Hands Off Lacan!

This is quite an amusing piece. Albeit irritating. So much rhetoric, so much slippery use of emotowords, so much vagueness where precision is needed – all to protect the heritage of Freud and Lacan. Why, one has to wonder. What is it about Freud that makes people one would think ought to know better, cling so fiercely? I suppose I could postulate some sort of psychoanalytic answer, but would that tell us anything?

“When they speak of ‘professionalising’ people whose business is human misery; when they speak of ‘evaluating’ needs and results; when they try to appoint ‘super-prefects’ of the soul, grand inquisitors of human sadness – it is to hard not to agree that psychoanalysis is in the firing line,” Levy said.

That’s a translation, I assume, so perhaps it’s unfair to look too closely at the words – but I’m going to anyway. ‘People whose business is human misery.’ What does he mean ‘business’? People who make money off human misery? Why should they be protected? Or does he mean something along the lines of experts in human misery, people who know a lot about human misery. But one can know a lot about human misery, in some sense – arguably all humans know that – without having the faintest clue how to ‘fix’ it or cure it or do anything about it at all other than hand-wring or watch or write poetry. Even quacks and charlatans can know a lot about human misery.

Critics say the absence of regulation and a growing demand for therapy of all kinds has led to a proliferation of astrologers, mystics and con-artists – and they are demanding that the public be protected by a system of recognised qualifications. But Lacan, who died in 1981, said that the “analyst’s only authority is his own,” and his followers believe the state has no business interfering in the mysteries of the id and the unconscious. In a faction-ridden climate, many psychoanalysts also see the government’s initiative as an attempt by their arch-enemies the psychiatrists – hospital-based doctors who prescribe drugs for treating mental illness – to marginalise their work.
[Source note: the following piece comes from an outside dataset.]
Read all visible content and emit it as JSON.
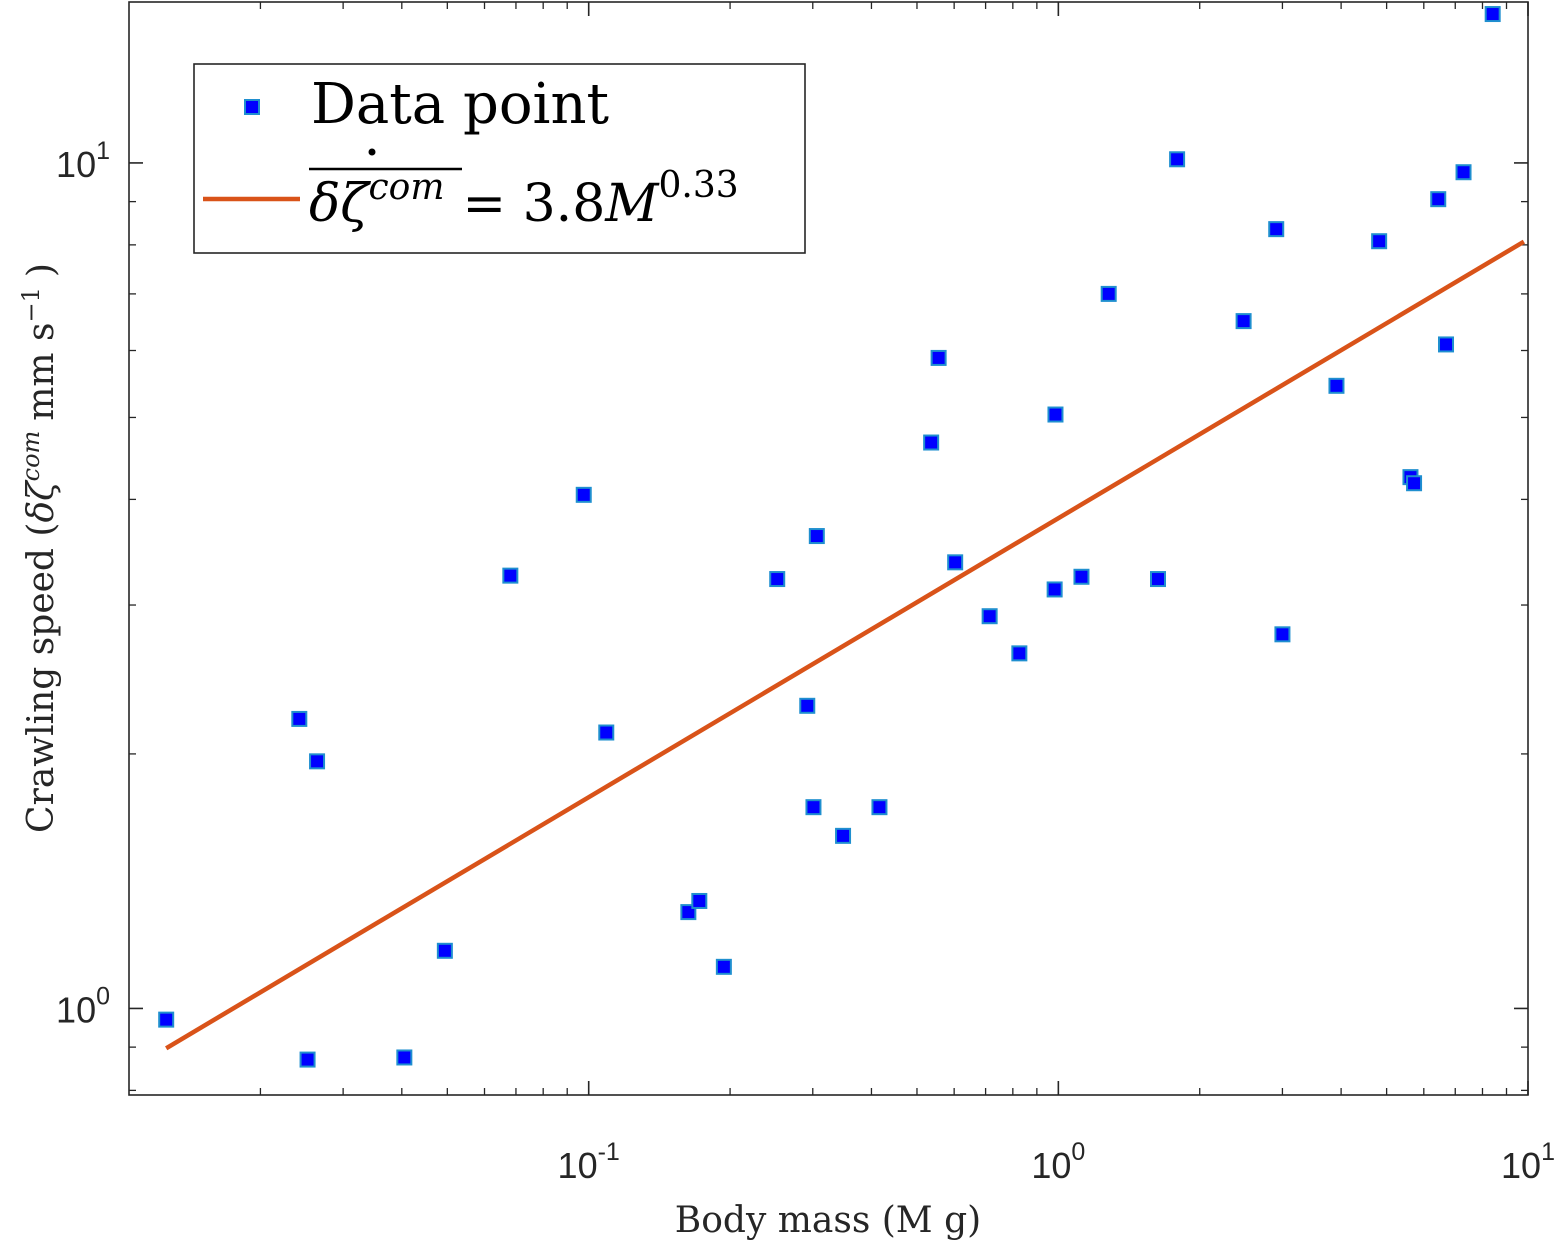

The analyst’s only authority is his own – well that’s blunt, at least. That’s a good concise summing-up of what’s wrong with psychoanalysis. It presents no evidence, it is not peer-reviewed, it rules out falsification. It’s a form of hermeneutic, we’re often told, which is all well and good but it also claims to be therapeutic. It wants to have it both ways, in short: to charge a lot of money for its ministrations on the understanding that they are in some way helpful for human misery, but to escape oversight and regulation on the understanding that psychoanalysis is some kind of sacred mystery. A ‘marginalisation’ of their work would be a fine thing, if you ask me.